Acroangiodermatitis

Acroangiodermatitis 1

Acroangiodermatitis (Pseudo-Kaposi sarcoma, Stewart-Bluefarb syndrome) is a benign vascular hyperplasia resulting from a localized circulatory disorder in the lower extremities that resembles Kaposi sarcoma. ICD-10 Code: I78.9.

Acroangiodermatitis occurs most commonly in males aged 40-50 years and is associated with chronic venous insufficiency in the superficial and deep venous systems of the lower extremities, primarily the feet. The pathophysiology is unclear. Some studies suggest an increase in angiogenic growth factors following disruption of normal cutaneous vascular perfusion. Some authors consider acroangiodermatitis to be a clinical variant of stasis eczema. Stewart-Bluefarb syndrome is observed in children and adolescents and is associated with venous insufficiency due to congenital arteriovenous fistulas.

Acroangiodermatitis


It is characterized by the appearance of patches and papules of red, brown, purple and violet color on the dorsal surface of the feet, ankles, shins, extensor surface of the 2nd and 3rd toes around the metatarsophalangeal joint, interdigital spaces, gradually transforming into plaques with irregular borders and nodules. The rash elements often occur against the background of hyperpigmented areas of the skin, resembling Favre-Racouchot syndrome. In some cases, the appearance of a yellow-brown pigmented patch, infiltrated at the base, with clear borders may be the first sign of the disease.

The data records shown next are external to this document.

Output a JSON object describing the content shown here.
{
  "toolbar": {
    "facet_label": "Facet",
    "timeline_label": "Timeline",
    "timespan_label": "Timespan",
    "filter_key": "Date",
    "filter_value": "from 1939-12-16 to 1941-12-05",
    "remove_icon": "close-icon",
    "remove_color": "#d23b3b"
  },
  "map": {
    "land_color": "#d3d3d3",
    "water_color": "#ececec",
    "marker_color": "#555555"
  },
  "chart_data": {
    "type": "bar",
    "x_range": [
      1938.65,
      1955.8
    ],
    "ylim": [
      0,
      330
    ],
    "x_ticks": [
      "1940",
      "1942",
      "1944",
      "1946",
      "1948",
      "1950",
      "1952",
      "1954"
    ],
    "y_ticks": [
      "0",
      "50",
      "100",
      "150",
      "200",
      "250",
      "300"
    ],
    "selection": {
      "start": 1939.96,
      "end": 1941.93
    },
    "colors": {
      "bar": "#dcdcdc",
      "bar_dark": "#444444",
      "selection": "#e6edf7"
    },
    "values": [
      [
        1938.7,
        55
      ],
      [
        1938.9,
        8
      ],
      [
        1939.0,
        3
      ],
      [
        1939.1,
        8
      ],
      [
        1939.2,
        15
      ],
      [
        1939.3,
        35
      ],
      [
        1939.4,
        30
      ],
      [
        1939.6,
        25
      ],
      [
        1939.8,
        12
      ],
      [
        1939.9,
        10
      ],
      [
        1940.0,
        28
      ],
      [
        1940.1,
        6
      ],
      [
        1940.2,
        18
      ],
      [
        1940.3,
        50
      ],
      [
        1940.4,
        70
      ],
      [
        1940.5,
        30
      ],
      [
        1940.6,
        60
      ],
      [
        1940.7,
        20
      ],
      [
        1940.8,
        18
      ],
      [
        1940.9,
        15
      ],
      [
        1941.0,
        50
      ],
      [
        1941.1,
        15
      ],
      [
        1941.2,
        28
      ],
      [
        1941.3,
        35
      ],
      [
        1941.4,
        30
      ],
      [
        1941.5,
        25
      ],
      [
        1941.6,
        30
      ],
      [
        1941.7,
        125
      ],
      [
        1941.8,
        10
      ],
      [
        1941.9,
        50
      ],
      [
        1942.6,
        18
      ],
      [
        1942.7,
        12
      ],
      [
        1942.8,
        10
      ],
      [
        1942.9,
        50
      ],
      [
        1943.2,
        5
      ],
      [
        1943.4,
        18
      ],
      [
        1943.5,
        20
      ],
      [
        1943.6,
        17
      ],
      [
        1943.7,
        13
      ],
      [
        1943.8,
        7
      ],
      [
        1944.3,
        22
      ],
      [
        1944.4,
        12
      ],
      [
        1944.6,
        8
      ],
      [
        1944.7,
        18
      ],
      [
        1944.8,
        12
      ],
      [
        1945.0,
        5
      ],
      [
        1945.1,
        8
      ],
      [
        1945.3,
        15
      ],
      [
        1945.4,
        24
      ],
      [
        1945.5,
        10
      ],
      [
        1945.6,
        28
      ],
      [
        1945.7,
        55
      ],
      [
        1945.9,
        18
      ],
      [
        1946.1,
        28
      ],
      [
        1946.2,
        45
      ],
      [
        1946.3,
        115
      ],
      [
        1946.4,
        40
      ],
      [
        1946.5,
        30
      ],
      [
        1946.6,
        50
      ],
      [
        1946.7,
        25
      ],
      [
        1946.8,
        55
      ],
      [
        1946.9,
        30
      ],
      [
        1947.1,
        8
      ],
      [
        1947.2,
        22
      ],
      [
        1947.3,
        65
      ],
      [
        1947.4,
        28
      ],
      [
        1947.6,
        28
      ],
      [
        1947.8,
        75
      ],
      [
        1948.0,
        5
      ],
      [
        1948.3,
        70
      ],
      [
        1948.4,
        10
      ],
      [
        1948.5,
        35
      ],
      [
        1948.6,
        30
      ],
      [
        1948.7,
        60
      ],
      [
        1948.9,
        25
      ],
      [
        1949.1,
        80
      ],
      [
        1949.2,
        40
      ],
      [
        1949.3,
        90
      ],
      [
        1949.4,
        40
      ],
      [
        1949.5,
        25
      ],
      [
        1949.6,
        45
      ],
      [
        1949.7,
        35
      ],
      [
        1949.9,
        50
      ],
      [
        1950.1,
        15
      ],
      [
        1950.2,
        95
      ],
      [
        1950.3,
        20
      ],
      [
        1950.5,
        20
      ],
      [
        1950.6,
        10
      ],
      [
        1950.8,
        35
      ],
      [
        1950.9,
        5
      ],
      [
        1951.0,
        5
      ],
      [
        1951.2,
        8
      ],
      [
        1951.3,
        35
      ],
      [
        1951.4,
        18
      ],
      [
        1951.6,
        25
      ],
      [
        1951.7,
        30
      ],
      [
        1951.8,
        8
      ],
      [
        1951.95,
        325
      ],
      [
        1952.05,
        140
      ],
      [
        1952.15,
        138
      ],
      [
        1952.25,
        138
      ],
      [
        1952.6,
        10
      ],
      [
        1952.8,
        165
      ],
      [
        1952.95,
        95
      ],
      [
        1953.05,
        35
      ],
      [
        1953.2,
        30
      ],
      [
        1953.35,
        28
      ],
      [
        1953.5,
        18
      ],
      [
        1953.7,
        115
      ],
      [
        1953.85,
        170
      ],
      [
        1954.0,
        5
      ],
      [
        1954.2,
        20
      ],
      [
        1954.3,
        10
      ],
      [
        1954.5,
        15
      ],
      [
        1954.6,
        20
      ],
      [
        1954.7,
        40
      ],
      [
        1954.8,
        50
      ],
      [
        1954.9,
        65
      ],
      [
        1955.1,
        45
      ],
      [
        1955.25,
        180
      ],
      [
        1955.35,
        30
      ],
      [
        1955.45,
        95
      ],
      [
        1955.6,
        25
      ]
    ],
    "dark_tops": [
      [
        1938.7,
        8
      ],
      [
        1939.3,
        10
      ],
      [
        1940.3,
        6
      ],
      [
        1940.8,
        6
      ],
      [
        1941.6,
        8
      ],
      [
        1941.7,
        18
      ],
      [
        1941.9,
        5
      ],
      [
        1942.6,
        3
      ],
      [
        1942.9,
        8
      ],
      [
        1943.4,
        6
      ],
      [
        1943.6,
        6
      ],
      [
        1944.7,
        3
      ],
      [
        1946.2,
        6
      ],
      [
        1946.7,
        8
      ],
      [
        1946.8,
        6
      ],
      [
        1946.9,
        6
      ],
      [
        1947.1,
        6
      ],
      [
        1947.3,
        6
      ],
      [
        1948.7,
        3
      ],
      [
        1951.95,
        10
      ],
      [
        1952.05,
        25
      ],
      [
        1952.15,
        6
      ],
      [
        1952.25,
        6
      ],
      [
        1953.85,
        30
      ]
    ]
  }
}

The surface is often crusted and ulcerations are observed in areas prone to mechanical trauma. Patients may experience itching, burning, and pain in the affected areas. Symmetrical involvement is more common, but in some cases it may be unilateral. In most cases, there is enlargement of the subcutaneous veins and edema in the affected limb.

Stewart-Bluefarb syndrome


It manifests as patches or papular-plaque elements of bluish-red or purplish-brown color, sometimes with ulceration and tenderness. It is always unilateral. It is often associated with thickening of the lower extremities with signs of local hyperthermia and hyperhidrosis. Occasionally, dilated veins and pulsation may be observed on the surface of the affected areas.

The diagnosis is based on clinical presentation, history, angiography, and histologic examination. Arteriovenous fistulas are seen in cases of Stewart-Bluefarb syndrome. Doppler ultrasound and arteriography show arteriovenous malformations.

  • Kaposi sarcoma associated with AIDS
  • Kaposi sarcoma not associated with AIDS
  • Bacillary angiomatosis
  • Reactive angioendotheliomatosis
  • Stasis dermatitis (eczema)
  • Capillaritis, including Schamberg's disease and pigmented purpuric dermatitis
  • Vasculitis
  • Traumatic purpura
  • Lichen planus and lichen simplex chronicus
  • Atrophie blanche
  • Lipodermatosclerosis
  • Arterial or venous ulcers
  • Angiosarcoma
  • Hemangioendothelioma
  • Hemangioma

Acroangiodermatitis.


There is no effective treatment. Treatment focuses on management of chronic venous insufficiency, including compression therapy. Some studies have shown improvement with the use of oral antibiotics such as erythromycin or clindamycin.

Treatment:
  • Erythromycin 500 mg four times a day for 12 weeks or
  • Erythromycin 500 mg twice a day for 6 weeks, then 250 mg twice a day for 6 weeks or
  • Erythromycin 500 mg four times a day for 3 weeks
  • Azithromycin 500 mg once a day for 12 weeks
  • Amoxiclav 1 g twice a day for 2 weeks
  • Ciprofloxacin 500 mg twice a day for 2 weeks
  • Clindamycin 600 mg three times a day for 2 weeks
  • Doxycycline 100 mg twice a day for 15 days
  • Calcium dobesilate 500 mg twice a day for 3 weeks
  • Dapsone 50 mg twice a day for 12 weeks
  • Clobetasol propionate (0.05%) cream Apply twice a day for 15 days

Stewart-Bluefarb syndrome


Conservative treatment includes tight bandaging and topical corticosteroids. Surgical treatment involves ligation or excision of the arteriovenous fistula.